Hemen eve geldik kankamla. Ben odamı silip, süpürürken o da bulaşıkları yıkadı. Sonra mutfağı eni konu temizledik, ev arkadaşıma sözüm vardı. Son olarak da kendime çeki düzen verip düştük yollara. Islattık finallerin bitişini.

Yarın akşam saat 5'te uçağa biniyorum, 6'da İzmir'deyim. Özlemişim memleketimi. Geçen sene hiç özlemezdim böyle. Anlamadım artık ne oldu... Sonunda İzmir'i görecek olmaktan dolayı mutluyum. Helen kokusu alacağım, sanırım biraz da ondan...

13 Ocak 2010 Çarşamba

Karga bokunu yediyse, gidelim Gaffır!


Finaller are tres wunderbar.

Finaller finaller diye götümüzü dişimize takıp çalıştığımız, en kötü ihtimalle çalışmaya çalıştığımız bir haftanın ardından o büyük an, o yüce sınav geldi kapıya dayandı. Saat 10.30 sularında, benim için artık çok geç olacak. Ben ve Psychology 101 uzun, anlamsız bir yolculuğa çıkacağız. Bana şans dileyin.

Bu arada size, uzun süren uğraşlar sonucu Psikoloji dersindenden elde ettiğim çıkarımları sunacağım:

1) Freud'a göre hepimiz anne babamızla -çok affedersiniz- şey etmek istiyoruz.

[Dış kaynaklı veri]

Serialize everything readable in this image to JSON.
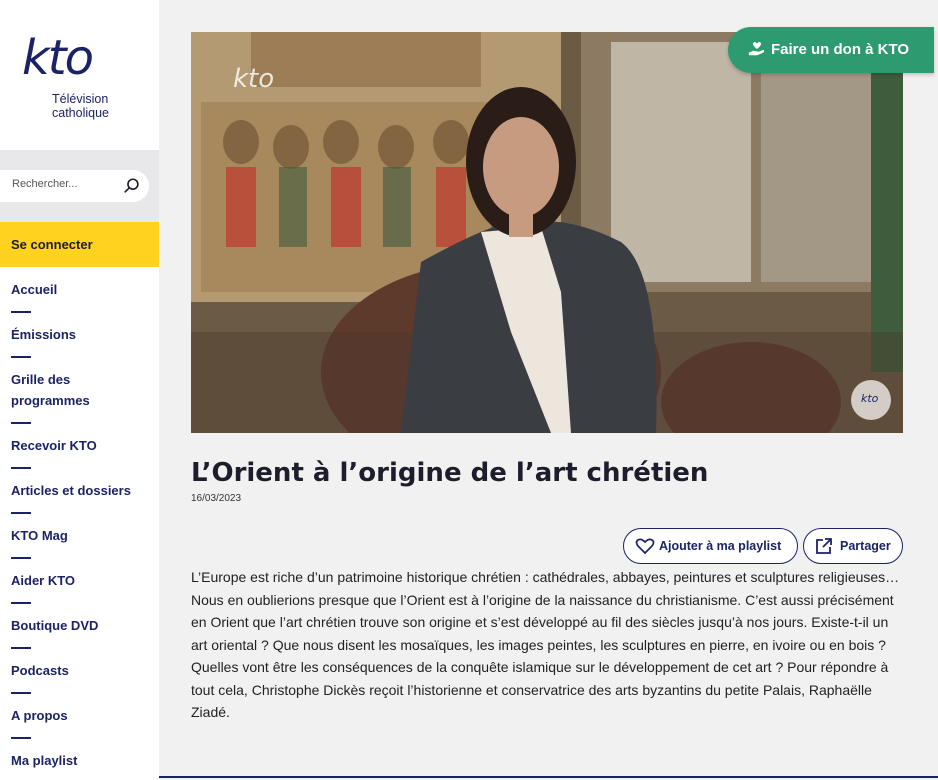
{
  "brand": {
    "logo_text": "kto",
    "tagline_line1": "Télévision",
    "tagline_line2": "catholique"
  },
  "search": {
    "placeholder": "Rechercher..."
  },
  "auth": {
    "login_label": "Se connecter"
  },
  "nav": {
    "items": [
      {
        "label": "Accueil"
      },
      {
        "label": "Émissions"
      },
      {
        "label": "Grille des programmes"
      },
      {
        "label": "Recevoir KTO"
      },
      {
        "label": "Articles et dossiers"
      },
      {
        "label": "KTO Mag"
      },
      {
        "label": "Aider KTO"
      },
      {
        "label": "Boutique DVD"
      },
      {
        "label": "Podcasts"
      },
      {
        "label": "A propos"
      },
      {
        "label": "Ma playlist"
      }
    ]
  },
  "donate": {
    "label": "Faire un don à KTO"
  },
  "video": {
    "watermark": "kto",
    "corner_badge": "kto"
  },
  "article": {
    "title": "L’Orient à l’origine de l’art chrétien",
    "date": "16/03/2023",
    "playlist_label": "Ajouter à ma playlist",
    "share_label": "Partager",
    "description": "L’Europe est riche d’un patrimoine historique chrétien : cathédrales, abbayes, peintures et sculptures religieuses… Nous en oublierions presque que l’Orient est à l’origine de la naissance du christianisme. C’est aussi précisément en Orient que l’art chrétien trouve son origine et s’est développé au fil des siècles jusqu’à nos jours. Existe-t-il un art oriental ? Que nous disent les mosaïques, les images peintes, les sculptures en pierre, en ivoire ou en bois ? Quelles vont être les conséquences de la conquête islamique sur le développement de cet art ? Pour répondre à tout cela, Christophe Dickès reçoit l’historienne et conservatrice des arts byzantins du petite Palais, Raphaëlle Ziadé."
  },
  "colors": {
    "brand_navy": "#1b2366",
    "login_yellow": "#ffd21f",
    "donate_green": "#2e9a6f",
    "page_bg": "#f1f1f2"
  }
}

Anladınız siz onu.

2) Yine Freud'a göre 5-6 yaşındaki erkek çocukları çüklerinin düşeceğinden korkuyor.

3) Şirofreni ile kişilik bölünmesi aynı şey değildir.

4) Çocukluğunuzda yeterince meme emmezseniz ileride sigara ya da oral seks bağımlısı olabilirsiniz.

5) Cerrahların bazıları sırf içlerindeki kesme/biçme güdüsünü dizginlemek için vatana millete hayırlı bi birey oluyorlar, aslında içlerinde bir Jack the Ripper gizli.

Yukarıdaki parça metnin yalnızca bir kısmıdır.